Christin Shea says her little spot “has become a popular place for grab-and-go food.”
The dockside coffee, breakfast, and lunch spots offers optimal Grand Marina and maritime viewing at a spot locals like.
Cristin Shea is a former corporate worker and current yoga instructor who has pulled all of her talents together for her own waterfront business, Mosely’s Cafe, just a hop, skip, and a jump away from the moored boat she lives aboard. She’s thinking ahead about her popular coffee shop.
Tell me about your cafe.
A year ago, I opened Mosley’s Cafe, a coffee, breakfast, and lunch spot that sits at the end of the Grand Marina pier overlooking Coast Guard Island, which is located at the end of Grand Street on the back end of the harbormaster’s building. It’s a place you can get to by land or by boat. With the tucked-away setting, we’ve created an old-school-cafe feeling where people come to visit, form friendships, read, or engage in artistic endeavors. We encourage a no-tech zone and strive to know as many of our customer’s names as possible. We source locally and sustainably as possible by serving Bicycle Coffee from Jack London Square, Semifreddi’s from Bay Farm, and use as many natural and local ingredients as possible with an emphasis on gluten-free foods. Opening Mosley’s Café was a four-year venture for me. I originally thought I would set up a coffee cart in the marina, but when the opportunity to open a 12-seater cafe presented itself, I was totally on board. Our little spot has become a popular place for grab-and-go food, and we’ve recently been selected by UberEats to be a part of their delivery service. Watching the boating traffic, crew teams, and the Parade of Lights from our deck are some of the many perks to enjoy at Mosley’s Cafe.
What prepared you for opening a cafe?
While I was in college in my early 20s, I worked in the restaurant business while studying fashion design and merchandising/marketing in San Francisco.

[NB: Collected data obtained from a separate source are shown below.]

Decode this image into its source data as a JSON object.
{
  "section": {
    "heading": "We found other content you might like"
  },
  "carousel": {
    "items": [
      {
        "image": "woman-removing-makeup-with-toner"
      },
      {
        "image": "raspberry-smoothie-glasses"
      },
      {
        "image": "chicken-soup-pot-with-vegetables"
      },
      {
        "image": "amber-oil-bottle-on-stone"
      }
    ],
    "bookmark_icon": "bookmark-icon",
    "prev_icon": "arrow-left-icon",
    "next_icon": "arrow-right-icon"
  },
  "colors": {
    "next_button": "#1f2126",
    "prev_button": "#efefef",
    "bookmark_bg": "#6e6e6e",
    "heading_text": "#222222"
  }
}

I owned my own seamstress business for several years, which honed my customer-service skills, then found myself in the corporate marketing world after my daughter was born. The combined skills of close relations with clients and a deep understanding of marketing were the perfect combination. I am also a yoga instructor, which has helped keep me centered and calm during the most stressful moments. When I reflect on my journey, it feels like all roads led me to opening Mosley’s Cafe.
This first year of being open has been incredibly successful in many ways. I’ve witnessed a tidal wave of the coolest things happening before my eyes. I’ve met people from all over the world and have had so much fun bringing yummy food to the boating community. Seeing how folks come to Mosley’s Cafe for an experience, not just for coffee or food, is the biggest compliment as that is exactly what I envisioned for my cafe. I also have been truly touched and overwhelmed by how Alamedans have been true to their reputation of being supportive, kind, and incredibly generous. Ninety percent of my customers are regulars, made up of sailors, business owners, young mothers, neighborhood pals, and volunteers from the animal shelter. Our catering, pick-up and delivery service, and seated dining have surpassed what I could have ever imagined. I’m hoping to get a beer and wine license by next summer, which will open new opportunities for the cafe. We are also starting to rent the space out for small parties or lunch meetings in the afternoons. But the feeling I have most about the business is deep gratitude towards those who have helped me along the way, especially my best friend and now co-worker, Carol Lynn Featherstone. We would not be where we are today without her practical knowledge and moral support through every step.
Where did you come up with the name Mosley?
Mosley, my Pitt-Mastiff mix, inspired my idea of the cafe during our many dog walks in the marina. I started noticing people had to drive elsewhere to get their morning coffee, and the seed was planted. He’s been with me every step of the way and really captures the essence of the cafe. He’s playful, fun, full of love, rambunctious, and content just hanging with the locals.
I understand you have a really short commute to work.
Yes, really short. My daughter, Sierra, and I live on a boat here in the marina and have completely fallen in love with the boating community. We can’t believe how alive our home is. She literally breathes with only a thin piece of fiberglass between us and the storms—it is both exciting and therapeutic at the same time. When my daughter is not in school, she works at the cafe. We love not having to get in a car to get to work. Let’s just say that working and living on the water is a really good life. We are so blessed.
Published online on Oct. 20, 2016 at 8:00 a.m.